The Codex epistolaris Carolinus is a collection of 99 letters from reigning popes to Carolingian rulers written between 739 and 791.[1]
The letters were sent during the pontificates of Gregory III, Zacharias I, Stephen II, Paul I, Stephen III and Hadrian I, with two letters at the end of the collection from the antipope Constantine. The majority of letters are addressed to Charles Martel (r.715–741), Pippin the Younger (r.751–768), Carloman (r.768–772) and Charlemagne (r.768–814). The subjects of the letters are broad, including the papacy's requests for assistance against encroaching Lombards, letters concerning canon law, and affection in the form of parallels being drawn between Carolingians and Old Testament kings.[2] This collection is only preserved in the ninth century-manuscript, the Codex Vindobonensis, and is under the signature of 449 in the Austrian National Library. An English translation was published in 2021.[3]
The preface, or "Praefatio", of the collection states that the letters were compiled as the original parchment detailing the correspondence had been "partly destroyed and erased" by "great age and carelessness".[4] Charlemagne, in 791, therefore ordered that these letters be copied and compiled so that the "wisdom of the ancients" would not be lost. The compilation was put together at a time that saw much religious reform within the Carolingian court. 789 saw the issue of the Admonitio generalis, a capitulation concerned with ensuring authentic Christian teaching, and in 794 the Council of Frankfurt was held in response to the growing heresy of the Adoptionist movement and the questionable decisions of the Second Council of Nicaea of 787. Historian Dorine van Espelo believes that the compiling of letters to form the Codex Carolinus is representative of this religious reform and Charlemagne's commitment to orthodoxy and the Catholic Church,[5] as letters from the papacy would contain religious instruction directly from the most authoritative and orthodox Catholic source.[6] The Codex being formed in a time when the Frankish Court was concerned with Christian orthodoxy explains why the collection includes three letters sent from pope Hadrian to Spanish bishops in response to the growing Adoptionist heresy.

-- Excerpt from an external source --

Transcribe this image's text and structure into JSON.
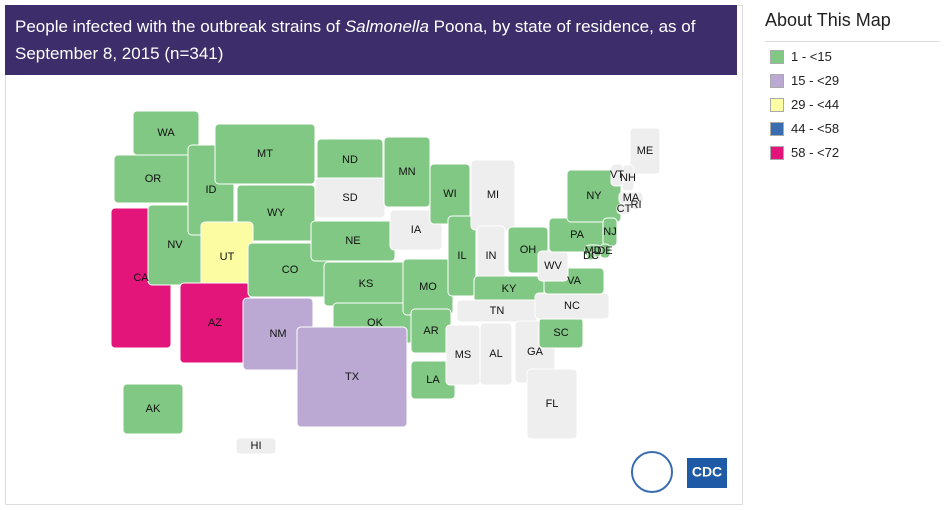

The preface provides details as to why the letters were collected and who they were sent by. The preface states that the letters were sent by the "highest Apostolic See of the blessed Peter prince of the Apostles" whilst other letters came from "the imperium".[7] This mention of imperium has led to much scholarly debate as letters from the imperium seem to be missing from the collection. The debate inherently concerns Codex Vindobonensis as it is the only manuscript that contains the collection. As the Codex Vindobonensis is a late ninth-century source and the Codex Carolinus contained within is from the late eighth century, the 99 letters are copies of letters collected in 791. With this in mind, some scholars believe it is possible that letters from the imperium have been left out of the collection as encountered in Codex Vindobonensis, either intentionally or because those letters were lost. This interpretation is based on the assumption that imperium refers to the Byzantine Empire. Espelo has pointed to the fluid definition of the term and what it refers to, and has suggested that the term may actually refer to the imperial rule of the Carolingians,[8] thus meaning no letters have been left out. In the letters from 754 onward, the Carolingian leaders are always referred to as patricians by the papacy[9] which implies that the Carolingian rulers were viewed by the popes as protectors of Rome and Catholicism. As a result, business pertaining to Rome and the papacy can be viewed as being business of the Carolingian imperium.[10]
Achim Thomas Hack's work, titled Codex Carolinus, has done much to reignite scholarly interest in the collection through his analyses of individual letters and contextualising them within diplomatics and epistolography.[11] Hack largely does not comment on the debate surrounding the implications of "de imperio".